Hill Fletcher and Bishop Joseph R. Kopacz of the Catholic diocese of Jackson, Miss., provided testimony before Judge Benjamin Cheesbro in U.S. District Court for the Southern District of Georgia to substantiate the defendants’ claim that all charges should be dropped based on the 1993 Religious Freedom Restoration Act.

Hill Fletcher explained that Catholic social action is a doctrine “rooted in prior articulations going all the way back to scripture” that addresses “how the Church is supposed to engage in the modern world.” According to court transcripts, both experts testified that “the actions of the defendants are in accordance with Catholic social teaching on the primacy of conscience.”

Bishop Kopacz agreed that engaging in symbolic nuclear disarmament to bring attention to the possible consequences of nuclear weaponry is “certainly within ... our tradition of faith.” In the early 1980s, the Conference of Catholic Bishops (of which Bishop Kopacz is a member) approved of the short-term possession of nuclear weapons. However, the Catholic Church has since “developed and evolved to say that there’s no acceptance for these weapons that no one can control once they’re unleashed.”

Both experts discussed Pope Francis’s 2017 statement in which he condemned the “very possession” of nuclear weapons. Bishop Kopacz agreed that Pope Francis’s recent statement indicates that “time is up.” However, the proliferation and development of nuclear weapons “continues to expand and accelerate.”
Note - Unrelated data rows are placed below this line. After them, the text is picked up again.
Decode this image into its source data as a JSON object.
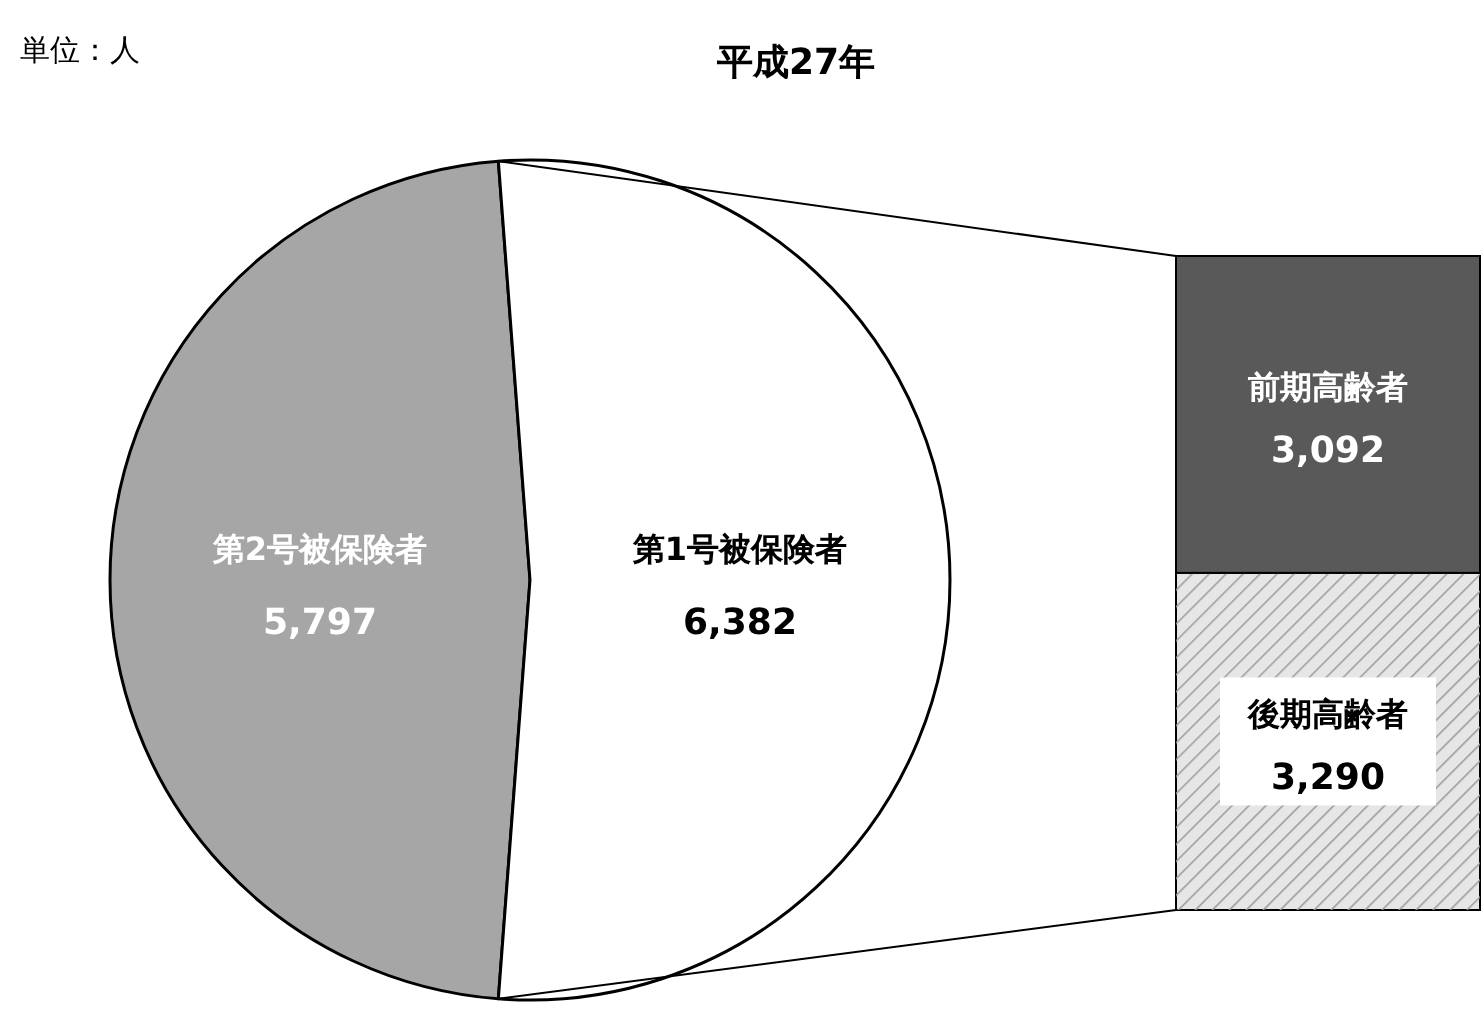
{
  "chart_data": [
    {
      "type": "pie",
      "title": "平成27年",
      "annotations": [
        "単位：人"
      ],
      "categories": [
        "第2号被保険者",
        "第1号被保険者"
      ],
      "values": [
        5797,
        6382
      ],
      "value_labels": [
        "5,797",
        "6,382"
      ],
      "colors": [
        "#a6a6a6",
        "#ffffff"
      ]
    },
    {
      "type": "bar",
      "stacked": true,
      "categories": [
        null
      ],
      "series": [
        {
          "name": "後期高齢者",
          "color": "#e6e6e6",
          "values": [
            3290
          ],
          "value_labels": [
            "3,290"
          ]
        },
        {
          "name": "前期高齢者",
          "color": "#595959",
          "values": [
            3092
          ],
          "value_labels": [
            "3,092"
          ]
        }
      ]
    }
  ]
}
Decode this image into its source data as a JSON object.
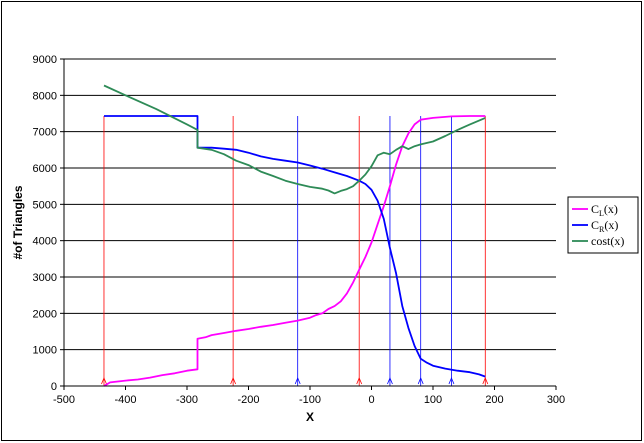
{
  "chart_data": {
    "type": "line",
    "xlabel": "X",
    "ylabel": "#of Triangles",
    "xlim": [
      -500,
      300
    ],
    "ylim": [
      0,
      9000
    ],
    "xticks": [
      -500,
      -400,
      -300,
      -200,
      -100,
      0,
      100,
      200,
      300
    ],
    "yticks": [
      0,
      1000,
      2000,
      3000,
      4000,
      5000,
      6000,
      7000,
      8000,
      9000
    ],
    "grid": "horizontal",
    "legend_position": "right",
    "series": [
      {
        "name": "C_L(x)",
        "legend_main": "C",
        "legend_sub": "L",
        "legend_tail": "(x)",
        "color": "#ff00ff",
        "points": [
          [
            -435,
            0
          ],
          [
            -425,
            100
          ],
          [
            -400,
            150
          ],
          [
            -380,
            180
          ],
          [
            -360,
            230
          ],
          [
            -340,
            300
          ],
          [
            -320,
            350
          ],
          [
            -300,
            420
          ],
          [
            -283,
            460
          ],
          [
            -283,
            1300
          ],
          [
            -270,
            1340
          ],
          [
            -260,
            1400
          ],
          [
            -240,
            1460
          ],
          [
            -220,
            1520
          ],
          [
            -200,
            1570
          ],
          [
            -180,
            1630
          ],
          [
            -160,
            1680
          ],
          [
            -140,
            1740
          ],
          [
            -120,
            1800
          ],
          [
            -100,
            1880
          ],
          [
            -90,
            1950
          ],
          [
            -80,
            2000
          ],
          [
            -70,
            2120
          ],
          [
            -60,
            2200
          ],
          [
            -50,
            2330
          ],
          [
            -40,
            2550
          ],
          [
            -30,
            2850
          ],
          [
            -20,
            3200
          ],
          [
            -10,
            3550
          ],
          [
            0,
            3950
          ],
          [
            10,
            4450
          ],
          [
            20,
            4950
          ],
          [
            30,
            5500
          ],
          [
            40,
            6100
          ],
          [
            50,
            6600
          ],
          [
            60,
            6950
          ],
          [
            70,
            7200
          ],
          [
            80,
            7330
          ],
          [
            100,
            7380
          ],
          [
            130,
            7420
          ],
          [
            160,
            7430
          ],
          [
            185,
            7430
          ]
        ]
      },
      {
        "name": "C_R(x)",
        "legend_main": "C",
        "legend_sub": "R",
        "legend_tail": "(x)",
        "color": "#0000ff",
        "points": [
          [
            -435,
            7430
          ],
          [
            -283,
            7430
          ],
          [
            -283,
            6560
          ],
          [
            -260,
            6560
          ],
          [
            -240,
            6530
          ],
          [
            -220,
            6500
          ],
          [
            -200,
            6420
          ],
          [
            -180,
            6320
          ],
          [
            -160,
            6250
          ],
          [
            -140,
            6200
          ],
          [
            -120,
            6150
          ],
          [
            -100,
            6070
          ],
          [
            -80,
            5980
          ],
          [
            -60,
            5880
          ],
          [
            -40,
            5780
          ],
          [
            -20,
            5650
          ],
          [
            -10,
            5560
          ],
          [
            0,
            5400
          ],
          [
            10,
            5100
          ],
          [
            20,
            4600
          ],
          [
            30,
            3800
          ],
          [
            40,
            3100
          ],
          [
            50,
            2200
          ],
          [
            60,
            1600
          ],
          [
            70,
            1100
          ],
          [
            80,
            750
          ],
          [
            90,
            640
          ],
          [
            100,
            560
          ],
          [
            120,
            480
          ],
          [
            140,
            420
          ],
          [
            160,
            380
          ],
          [
            175,
            320
          ],
          [
            185,
            260
          ]
        ]
      },
      {
        "name": "cost(x)",
        "legend_main": "cost(x)",
        "legend_sub": "",
        "legend_tail": "",
        "color": "#2e8b57",
        "points": [
          [
            -435,
            8270
          ],
          [
            -400,
            8000
          ],
          [
            -350,
            7620
          ],
          [
            -300,
            7200
          ],
          [
            -283,
            7050
          ],
          [
            -283,
            6560
          ],
          [
            -260,
            6500
          ],
          [
            -240,
            6380
          ],
          [
            -220,
            6200
          ],
          [
            -200,
            6080
          ],
          [
            -180,
            5900
          ],
          [
            -160,
            5780
          ],
          [
            -140,
            5650
          ],
          [
            -120,
            5560
          ],
          [
            -100,
            5480
          ],
          [
            -80,
            5430
          ],
          [
            -70,
            5380
          ],
          [
            -60,
            5300
          ],
          [
            -50,
            5370
          ],
          [
            -40,
            5420
          ],
          [
            -30,
            5500
          ],
          [
            -20,
            5650
          ],
          [
            -10,
            5820
          ],
          [
            0,
            6050
          ],
          [
            10,
            6350
          ],
          [
            20,
            6420
          ],
          [
            30,
            6380
          ],
          [
            40,
            6500
          ],
          [
            50,
            6600
          ],
          [
            60,
            6520
          ],
          [
            70,
            6600
          ],
          [
            80,
            6650
          ],
          [
            100,
            6730
          ],
          [
            120,
            6880
          ],
          [
            140,
            7050
          ],
          [
            160,
            7200
          ],
          [
            185,
            7380
          ]
        ]
      }
    ],
    "reference_lines": [
      {
        "x": -435,
        "color": "#ff0000"
      },
      {
        "x": -225,
        "color": "#ff0000"
      },
      {
        "x": -120,
        "color": "#0000ff"
      },
      {
        "x": -20,
        "color": "#ff0000"
      },
      {
        "x": 30,
        "color": "#0000ff"
      },
      {
        "x": 80,
        "color": "#0000ff"
      },
      {
        "x": 130,
        "color": "#0000ff"
      },
      {
        "x": 185,
        "color": "#ff0000"
      }
    ]
  }
}
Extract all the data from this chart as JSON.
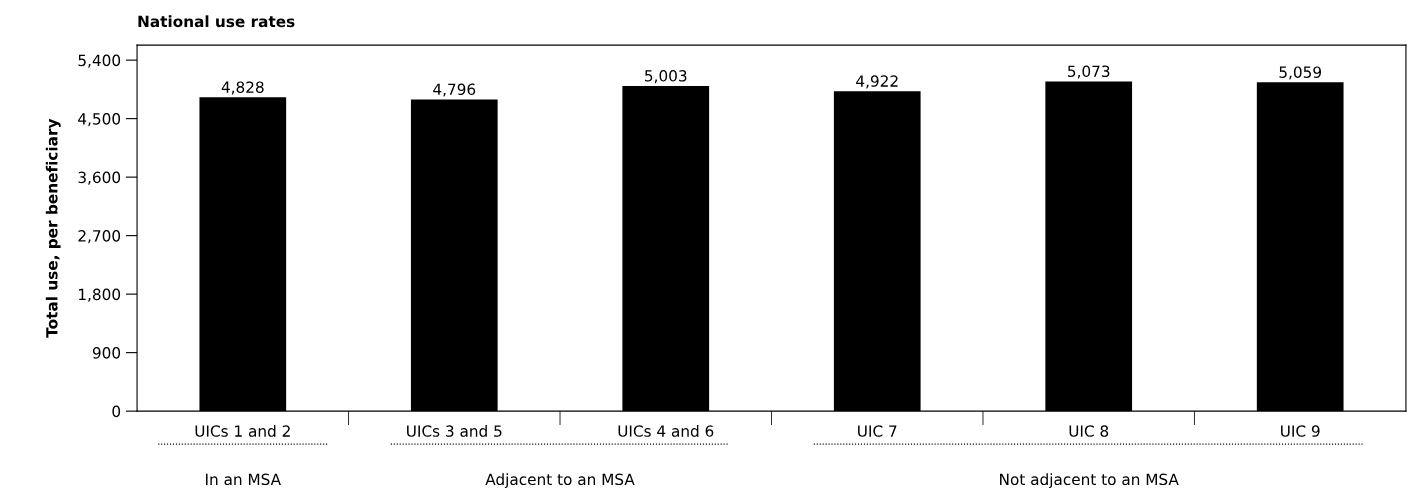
{
  "chart_data": {
    "type": "bar",
    "title": "National use rates",
    "ylabel": "Total use, per beneficiary",
    "categories": [
      "UICs 1 and 2",
      "UICs 3 and 5",
      "UICs 4 and 6",
      "UIC 7",
      "UIC 8",
      "UIC 9"
    ],
    "values": [
      4828,
      4796,
      5003,
      4922,
      5073,
      5059
    ],
    "value_labels": [
      "4,828",
      "4,796",
      "5,003",
      "4,922",
      "5,073",
      "5,059"
    ],
    "color": "#000000",
    "ylim": [
      0,
      5630
    ],
    "yticks": [
      {
        "value": 0,
        "label": "0"
      },
      {
        "value": 900,
        "label": "900"
      },
      {
        "value": 1800,
        "label": "1,800"
      },
      {
        "value": 2700,
        "label": "2,700"
      },
      {
        "value": 3600,
        "label": "3,600"
      },
      {
        "value": 4500,
        "label": "4,500"
      },
      {
        "value": 5400,
        "label": "5,400"
      }
    ],
    "annotations": [
      "In an MSA",
      "Adjacent to an MSA",
      "Not adjacent to an MSA"
    ],
    "grid": false,
    "legend": false
  }
}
Bishop Kopacz explained that “words are not going to stop it,” but “action at least has a chance of stepping into the breach and making a difference, again, not terroristic actions, but actions that do no harm to people but yet make a powerful statement, as has been done here.” He stated, “That that kind of breaking of the law, again, nonviolent resistance to what is perceived as evil, to what is believed to be evil, is ... very justified.”

The Kings Bay 7 will appear in court in January for final sentencing.

As Pope Francis moves to include the immorality of “use” or “possession” of nuclear weapons into Catholic catechism, will these seven American Catholics become religious prisoners of conscience?

The U.S. Commission on International Religious Freedom defines religious prisoners of conscience as individuals who are “imprisoned, detained, under house arrest or disappeared for their religious beliefs, non-belief, identity, activity and/or advocacy for freedom of religion or belief or related rights, provided that they have not used or advocated violence.”

The Commission’s focus is defending religious freedom around the world as part of U.S. foreign policy.

The issue is trickier at home, especially when the courts pit “religious freedom” against “national security.”

If the Kings Bay 7 do not have their sentences suspended in January, then could they become Religious Prisoners of Conscience, as defined by the Commission, in the United States?